- Brooke Benjamin
- Born: 15 April 1929 Wallasey, England
- Died: 16 August 1995 (aged 66) Oxford, England
- Education: University of Liverpool Yale University University of Cambridge
- Known for: Benjamin–Bona–Mahony equation Benjamin–Ono equation Benjamin–Feir instability
- Scientific career
- Fields: Fluid dynamics Mathematical analysis
- Workplaces: University of Cambridge University of Essex University of Oxford
- Doctoral students: John Dwyer Alan Champneys

= Brooke Benjamin =

English mathematical physicist and mathematician

Thomas Brooke Benjamin, FRS (15 April 1929 – 16 August 1995) was an English mathematical physicist and mathematician, best known for his work in mathematical analysis and fluid mechanics, especially in applications of nonlinear differential equations.

==Education and career==
Benjamin was educated at Wallasey Grammar School on the Wirral, the University of Liverpool (BEng. 1950) and Yale University (MEng. 1952), before being awarded his doctorate at King's College, Cambridge in 1955. He was a fellow of King's from 1955 to 1964.

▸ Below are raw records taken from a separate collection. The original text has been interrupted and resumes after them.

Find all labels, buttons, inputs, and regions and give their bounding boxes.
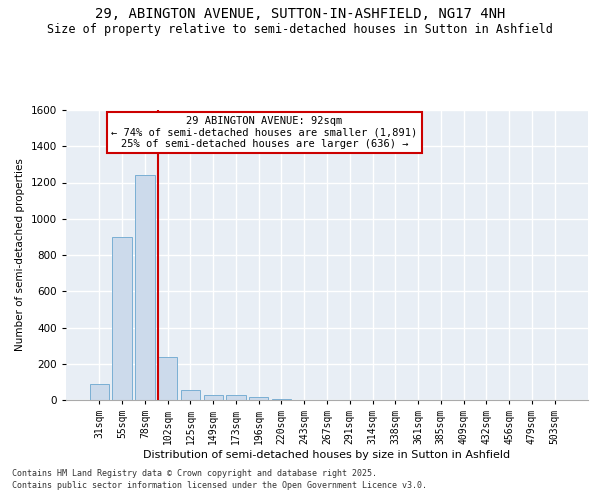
X-axis label: Distribution of semi-detached houses by size in Sutton in Ashfield: Distribution of semi-detached houses by … <box>143 450 511 460</box>
Text: 29 ABINGTON AVENUE: 92sqm
← 74% of semi-detached houses are smaller (1,891)
25% : 29 ABINGTON AVENUE: 92sqm ← 74% of semi-… <box>111 116 418 149</box>
Text: 29, ABINGTON AVENUE, SUTTON-IN-ASHFIELD, NG17 4NH: 29, ABINGTON AVENUE, SUTTON-IN-ASHFIELD,… <box>95 8 505 22</box>
Bar <box>158 358 178 400</box>
Bar <box>90 384 109 400</box>
Bar <box>203 394 223 400</box>
Bar <box>181 390 200 400</box>
Bar <box>135 176 155 400</box>
Text: Contains HM Land Registry data © Crown copyright and database right 2025.: Contains HM Land Registry data © Crown c… <box>12 468 377 477</box>
Bar <box>112 237 132 400</box>
Bar <box>249 396 268 400</box>
Text: Contains public sector information licensed under the Open Government Licence v3: Contains public sector information licen… <box>12 481 427 490</box>
Bar <box>272 399 291 400</box>
Y-axis label: Number of semi-detached properties: Number of semi-detached properties <box>15 158 25 352</box>
Text: Size of property relative to semi-detached houses in Sutton in Ashfield: Size of property relative to semi-detach… <box>47 22 553 36</box>
Bar <box>226 396 245 400</box>
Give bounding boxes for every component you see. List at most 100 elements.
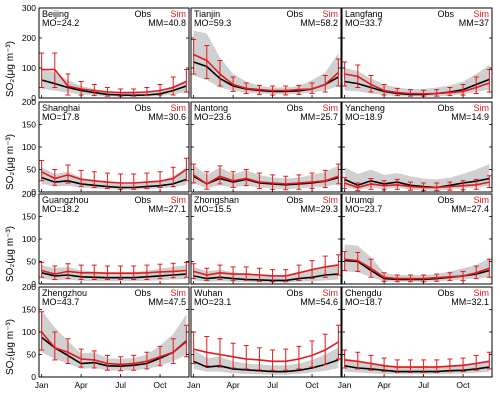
x-tick-label: Jul: [418, 380, 429, 390]
mm-label: MM=40.8: [148, 18, 186, 28]
y-tick-label: 150: [22, 120, 36, 130]
y-tick-label: 100: [22, 63, 36, 73]
obs-line: [344, 365, 490, 373]
x-tick-label: Apr: [74, 380, 87, 390]
mo-label: MO=17.8: [42, 112, 79, 122]
mm-label: MM=47.5: [148, 297, 186, 307]
panel-title: Shanghai: [42, 103, 80, 113]
obs-line: [193, 175, 339, 186]
obs-line: [41, 336, 187, 368]
mo-label: MO=18.2: [42, 204, 79, 214]
x-tick-label: Jan: [187, 380, 201, 390]
mm-label: MM=37: [459, 18, 489, 28]
legend-sim-label: Sim: [474, 195, 490, 205]
sim-line: [41, 68, 187, 94]
obs-line: [344, 177, 490, 189]
legend-sim-label: Sim: [474, 103, 490, 113]
sim-line: [193, 341, 339, 363]
y-tick-label: 150: [22, 305, 36, 315]
mo-label: MO=23.6: [194, 112, 231, 122]
y-tick-label: 200: [22, 189, 36, 199]
legend-sim-label: Sim: [171, 103, 187, 113]
obs-range-band: [193, 30, 339, 95]
mo-label: MO=23.1: [194, 297, 231, 307]
y-tick-label: 0: [31, 372, 36, 382]
panel-title: Zhongshan: [194, 195, 239, 205]
sim-line: [344, 359, 490, 368]
mo-label: MO=33.7: [345, 18, 382, 28]
y-tick-label: 100: [22, 142, 36, 152]
panel-title: Beijing: [42, 9, 69, 19]
legend-obs-label: Obs: [134, 9, 151, 19]
sim-line: [193, 264, 339, 277]
mo-label: MO=43.7: [42, 297, 79, 307]
y-tick-label: 50: [27, 350, 37, 360]
mm-label: MM=54.6: [300, 297, 338, 307]
obs-range-band: [41, 310, 187, 371]
panel-title: Zhengzhou: [42, 288, 87, 298]
sim-line: [41, 269, 187, 275]
legend-sim-label: Sim: [171, 9, 187, 19]
mm-label: MM=14.9: [451, 112, 489, 122]
mo-label: MO=15.5: [194, 204, 231, 214]
y-tick-label: 0: [31, 279, 36, 289]
panel-frame: [341, 7, 493, 99]
legend-sim-label: Sim: [323, 195, 339, 205]
legend-sim-label: Sim: [171, 195, 187, 205]
legend-sim-label: Sim: [323, 103, 339, 113]
panel-title: Langfang: [345, 9, 383, 19]
panel-frame: [190, 7, 342, 99]
x-tick-label: Oct: [456, 380, 470, 390]
panel-title: Guangzhou: [42, 195, 89, 205]
legend-obs-label: Obs: [286, 9, 303, 19]
x-tick-label: Jan: [338, 380, 352, 390]
mo-label: MO=23.7: [345, 204, 382, 214]
legend-obs-label: Obs: [134, 288, 151, 298]
legend-sim-label: Sim: [171, 288, 187, 298]
y-tick-label: 50: [27, 257, 37, 267]
obs-line: [41, 176, 187, 189]
mm-label: MM=27.4: [451, 204, 489, 214]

From 1979 until his death in 1995 he was Sedleian Professor of Natural Philosophy at the Mathematical Institute, University of Oxford, and a fellow of The Queen's College, Oxford.

==Contributions==
The Benjamin–Ono equation describes one-dimensional internal waves in deep water. It was introduced by Benjamin in 1967, and later studied also by Hiroaki Ono.
Another equation named after Benjamin, the Benjamin–Bona–Mahony equation, models long surface gravity waves of small amplitude. Benjamin studied it with Jerry L. Bona and J. J. Mahony in a 1972 paper.